We are given that $f: \mathbb{R} \to \mathbb{R}$ is a function satisfying the functional equation

$f(x + y) = f(x) + f(y) \quad \text{for all} \, x, y \in \mathbb{R}.$

Additionally, we are told that $f$ is differentiable at $x = 0$, with $f'(0) = a$, and we are asked to show that $f(x) = ax$.

Step 1: Consider the form of the functional equation

From the functional equation $f(x + y) = f(x) + f(y)$, we recognize that this is a well-known Cauchy functional equation. The general solution to this equation is that $f(x) = cx$ for some constant $c$, provided that $f$ is continuous (or differentiable, as in this case). We will now show this step by step.

Step 2: Use the differentiability condition at $x = 0$

Since $f$ is differentiable at $x = 0$, we can use the definition of the derivative:

$f'(0) = \lim_{h \to 0} \frac{f(h) - f(0)}{h}.$

Given that $f(0 + 0) = f(0) + f(0)$, it follows that $f(0) = 0$. Hence, the derivative at 0 becomes:

$a = f'(0) = \lim_{h \to 0} \frac{f(h)}{h}.$

This tells us that $\lim_{h \to 0} \frac{f(h)}{h} = a$, which suggests that for small values of $h$, $f(h) \approx ah$.

Step 3: Generalizing the result for all $x$

Since the functional equation is valid for all real $x$, we conjecture that $f(x) = ax$ for all $x \in \mathbb{R}$. To prove this rigorously, let’s use the fact that $f$ satisfies the Cauchy functional equation, and it is differentiable at $x = 0$.

The general solution to the Cauchy functional equation $f(x + y) = f(x) + f(y)$, under the assumption of differentiability (which implies continuity), is of the form $f(x) = cx$, where $c$ is some constant. From Step 2, we know that $f'(0) = a$, which implies that $c = a$.
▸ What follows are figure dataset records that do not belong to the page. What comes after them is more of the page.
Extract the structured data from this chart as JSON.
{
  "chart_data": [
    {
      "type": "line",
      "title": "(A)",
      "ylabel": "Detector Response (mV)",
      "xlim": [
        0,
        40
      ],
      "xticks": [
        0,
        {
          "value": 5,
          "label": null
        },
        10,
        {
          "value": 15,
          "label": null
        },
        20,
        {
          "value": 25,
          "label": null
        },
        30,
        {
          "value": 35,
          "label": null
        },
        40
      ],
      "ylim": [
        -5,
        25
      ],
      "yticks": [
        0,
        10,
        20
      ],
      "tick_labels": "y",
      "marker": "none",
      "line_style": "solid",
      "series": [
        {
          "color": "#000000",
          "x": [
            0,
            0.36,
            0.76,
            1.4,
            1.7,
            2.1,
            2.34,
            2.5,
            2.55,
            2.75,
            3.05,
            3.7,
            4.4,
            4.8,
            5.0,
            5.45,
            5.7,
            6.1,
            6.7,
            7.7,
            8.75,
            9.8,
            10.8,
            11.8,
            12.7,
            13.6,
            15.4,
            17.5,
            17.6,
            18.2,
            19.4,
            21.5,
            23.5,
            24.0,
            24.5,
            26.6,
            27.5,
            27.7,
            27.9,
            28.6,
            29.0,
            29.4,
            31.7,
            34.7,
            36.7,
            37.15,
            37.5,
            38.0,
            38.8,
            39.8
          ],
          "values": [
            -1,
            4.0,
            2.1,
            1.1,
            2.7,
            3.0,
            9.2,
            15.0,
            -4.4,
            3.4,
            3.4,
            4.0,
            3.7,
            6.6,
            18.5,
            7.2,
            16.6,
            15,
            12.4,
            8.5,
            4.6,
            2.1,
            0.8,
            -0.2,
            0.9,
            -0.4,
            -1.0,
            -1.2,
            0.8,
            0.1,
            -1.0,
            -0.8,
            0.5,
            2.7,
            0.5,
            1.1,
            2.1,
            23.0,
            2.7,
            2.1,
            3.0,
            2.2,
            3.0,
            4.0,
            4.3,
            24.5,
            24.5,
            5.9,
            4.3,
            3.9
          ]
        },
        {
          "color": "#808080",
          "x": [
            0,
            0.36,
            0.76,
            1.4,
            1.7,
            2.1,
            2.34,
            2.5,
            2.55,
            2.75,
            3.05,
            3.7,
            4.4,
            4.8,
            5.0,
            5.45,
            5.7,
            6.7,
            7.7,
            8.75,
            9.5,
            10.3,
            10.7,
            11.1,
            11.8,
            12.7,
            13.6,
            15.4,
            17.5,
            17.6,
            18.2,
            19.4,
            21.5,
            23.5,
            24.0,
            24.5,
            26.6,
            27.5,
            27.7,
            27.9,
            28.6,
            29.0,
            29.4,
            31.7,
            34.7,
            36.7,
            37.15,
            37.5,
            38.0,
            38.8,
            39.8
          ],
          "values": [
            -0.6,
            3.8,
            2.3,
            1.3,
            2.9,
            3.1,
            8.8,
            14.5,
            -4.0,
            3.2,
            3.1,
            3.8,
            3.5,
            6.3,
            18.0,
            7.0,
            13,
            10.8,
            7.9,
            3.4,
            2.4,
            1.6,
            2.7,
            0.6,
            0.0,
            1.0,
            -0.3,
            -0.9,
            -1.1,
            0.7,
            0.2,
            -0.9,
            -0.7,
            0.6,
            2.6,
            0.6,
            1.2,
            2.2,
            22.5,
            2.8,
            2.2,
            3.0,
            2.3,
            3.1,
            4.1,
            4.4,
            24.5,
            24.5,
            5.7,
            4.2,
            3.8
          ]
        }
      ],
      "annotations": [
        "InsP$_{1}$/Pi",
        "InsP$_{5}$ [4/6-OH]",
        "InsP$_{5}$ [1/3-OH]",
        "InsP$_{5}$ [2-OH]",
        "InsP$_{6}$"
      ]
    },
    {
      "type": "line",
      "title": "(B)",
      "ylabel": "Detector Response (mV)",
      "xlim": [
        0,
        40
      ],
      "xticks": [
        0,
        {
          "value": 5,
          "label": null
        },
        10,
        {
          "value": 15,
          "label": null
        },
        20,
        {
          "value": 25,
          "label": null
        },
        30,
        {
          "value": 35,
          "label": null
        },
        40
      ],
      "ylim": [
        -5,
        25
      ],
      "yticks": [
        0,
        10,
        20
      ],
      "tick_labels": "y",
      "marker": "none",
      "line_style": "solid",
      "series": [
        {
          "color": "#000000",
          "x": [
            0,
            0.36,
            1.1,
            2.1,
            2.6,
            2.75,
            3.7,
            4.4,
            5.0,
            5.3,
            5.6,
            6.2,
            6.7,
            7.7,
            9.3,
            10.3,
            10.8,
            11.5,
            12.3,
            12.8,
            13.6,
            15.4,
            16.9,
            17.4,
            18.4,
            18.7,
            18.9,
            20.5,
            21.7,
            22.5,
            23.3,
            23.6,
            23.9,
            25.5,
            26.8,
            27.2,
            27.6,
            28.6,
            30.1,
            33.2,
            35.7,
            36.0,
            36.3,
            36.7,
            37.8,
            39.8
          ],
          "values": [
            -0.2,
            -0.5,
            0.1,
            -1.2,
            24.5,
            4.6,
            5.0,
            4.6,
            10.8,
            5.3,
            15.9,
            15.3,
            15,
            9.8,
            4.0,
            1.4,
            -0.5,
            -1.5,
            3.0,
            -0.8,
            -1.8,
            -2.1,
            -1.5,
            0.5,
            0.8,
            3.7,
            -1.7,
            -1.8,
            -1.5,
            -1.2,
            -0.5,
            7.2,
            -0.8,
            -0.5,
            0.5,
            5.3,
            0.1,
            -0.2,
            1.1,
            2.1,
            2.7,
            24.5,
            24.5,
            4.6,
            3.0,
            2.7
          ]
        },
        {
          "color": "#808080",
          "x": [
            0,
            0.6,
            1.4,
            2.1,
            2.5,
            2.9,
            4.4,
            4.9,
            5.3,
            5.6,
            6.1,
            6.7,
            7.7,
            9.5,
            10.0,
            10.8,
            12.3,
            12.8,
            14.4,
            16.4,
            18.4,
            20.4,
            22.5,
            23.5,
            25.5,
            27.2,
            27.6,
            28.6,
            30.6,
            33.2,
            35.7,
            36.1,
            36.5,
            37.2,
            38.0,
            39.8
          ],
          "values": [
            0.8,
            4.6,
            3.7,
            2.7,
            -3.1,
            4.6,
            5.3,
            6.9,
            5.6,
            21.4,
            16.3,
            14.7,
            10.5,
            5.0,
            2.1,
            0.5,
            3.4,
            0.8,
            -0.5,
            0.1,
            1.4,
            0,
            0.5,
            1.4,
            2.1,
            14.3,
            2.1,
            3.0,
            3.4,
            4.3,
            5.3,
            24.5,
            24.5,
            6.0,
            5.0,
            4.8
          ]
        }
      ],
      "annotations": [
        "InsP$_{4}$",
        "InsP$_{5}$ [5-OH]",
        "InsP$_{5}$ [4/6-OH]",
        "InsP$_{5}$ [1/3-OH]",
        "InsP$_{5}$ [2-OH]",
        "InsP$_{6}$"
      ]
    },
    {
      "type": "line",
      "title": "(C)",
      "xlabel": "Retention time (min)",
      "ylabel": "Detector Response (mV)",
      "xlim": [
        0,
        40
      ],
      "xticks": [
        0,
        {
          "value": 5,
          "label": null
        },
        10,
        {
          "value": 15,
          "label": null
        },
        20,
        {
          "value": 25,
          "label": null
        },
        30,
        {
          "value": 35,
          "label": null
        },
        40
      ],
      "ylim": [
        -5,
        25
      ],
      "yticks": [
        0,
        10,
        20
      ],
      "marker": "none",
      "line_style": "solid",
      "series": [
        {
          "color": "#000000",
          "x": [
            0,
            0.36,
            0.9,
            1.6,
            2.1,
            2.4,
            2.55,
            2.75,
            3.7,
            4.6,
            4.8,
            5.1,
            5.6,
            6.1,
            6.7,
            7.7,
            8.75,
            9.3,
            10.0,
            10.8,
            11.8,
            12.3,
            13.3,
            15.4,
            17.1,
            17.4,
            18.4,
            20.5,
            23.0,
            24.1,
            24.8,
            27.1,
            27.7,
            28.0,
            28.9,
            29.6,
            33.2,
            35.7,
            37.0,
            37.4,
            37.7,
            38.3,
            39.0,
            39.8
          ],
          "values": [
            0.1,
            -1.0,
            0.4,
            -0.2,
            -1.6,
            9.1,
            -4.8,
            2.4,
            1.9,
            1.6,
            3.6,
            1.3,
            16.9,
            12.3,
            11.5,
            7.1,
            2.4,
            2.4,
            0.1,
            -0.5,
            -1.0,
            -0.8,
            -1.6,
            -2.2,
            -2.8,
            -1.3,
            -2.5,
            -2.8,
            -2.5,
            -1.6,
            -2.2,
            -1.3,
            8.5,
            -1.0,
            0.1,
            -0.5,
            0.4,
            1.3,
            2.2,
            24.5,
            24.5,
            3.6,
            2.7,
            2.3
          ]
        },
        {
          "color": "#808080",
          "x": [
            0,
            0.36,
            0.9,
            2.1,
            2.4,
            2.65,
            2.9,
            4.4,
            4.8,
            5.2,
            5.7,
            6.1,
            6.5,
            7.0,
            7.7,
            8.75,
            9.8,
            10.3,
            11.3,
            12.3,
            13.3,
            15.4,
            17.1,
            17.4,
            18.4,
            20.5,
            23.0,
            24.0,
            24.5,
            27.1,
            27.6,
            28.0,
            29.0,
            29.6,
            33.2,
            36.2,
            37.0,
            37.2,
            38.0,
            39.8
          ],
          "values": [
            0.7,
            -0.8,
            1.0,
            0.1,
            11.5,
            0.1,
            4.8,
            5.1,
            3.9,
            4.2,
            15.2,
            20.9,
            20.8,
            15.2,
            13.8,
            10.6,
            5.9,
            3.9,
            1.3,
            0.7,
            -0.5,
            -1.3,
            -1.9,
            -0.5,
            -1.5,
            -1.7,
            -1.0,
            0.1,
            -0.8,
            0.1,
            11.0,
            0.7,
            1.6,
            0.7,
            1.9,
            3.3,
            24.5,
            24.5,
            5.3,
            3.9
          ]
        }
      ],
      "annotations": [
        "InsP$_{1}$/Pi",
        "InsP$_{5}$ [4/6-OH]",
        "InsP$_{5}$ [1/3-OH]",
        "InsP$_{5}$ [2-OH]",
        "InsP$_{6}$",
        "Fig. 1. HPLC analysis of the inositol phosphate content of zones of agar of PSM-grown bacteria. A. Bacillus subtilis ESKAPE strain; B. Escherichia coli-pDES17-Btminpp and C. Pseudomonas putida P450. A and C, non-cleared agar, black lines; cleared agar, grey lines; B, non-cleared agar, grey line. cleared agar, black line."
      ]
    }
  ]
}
Thus, $f(x) = ax$ for all $x \in \mathbb{R}$.

Conclusion

We have shown that the function $f(x) = ax$ satisfies both the functional equation and the differentiability condition at $x = 0$ with $f'(0) = a$. Therefore, the solution to the problem is:

$f(x) = ax.$

Let me know if you would like any additional clarifications.

Related Questions:

1. What is the general form of solutions to Cauchy's functional equation without assuming continuity?
2. How can we prove that differentiability implies continuity in the context of this functional equation?
3. Could the function $f(x) = ax$ still be valid if $f$ was not differentiable but only continuous?
4. How would the solution change if $f'(0)$ was not given as $a$?
5. Can the assumption that $f$ is differentiable at just one point be weakened?

Tip:

When dealing with functional equations, always check if it's a known form (like Cauchy's equation) as this often leads directly to the solution.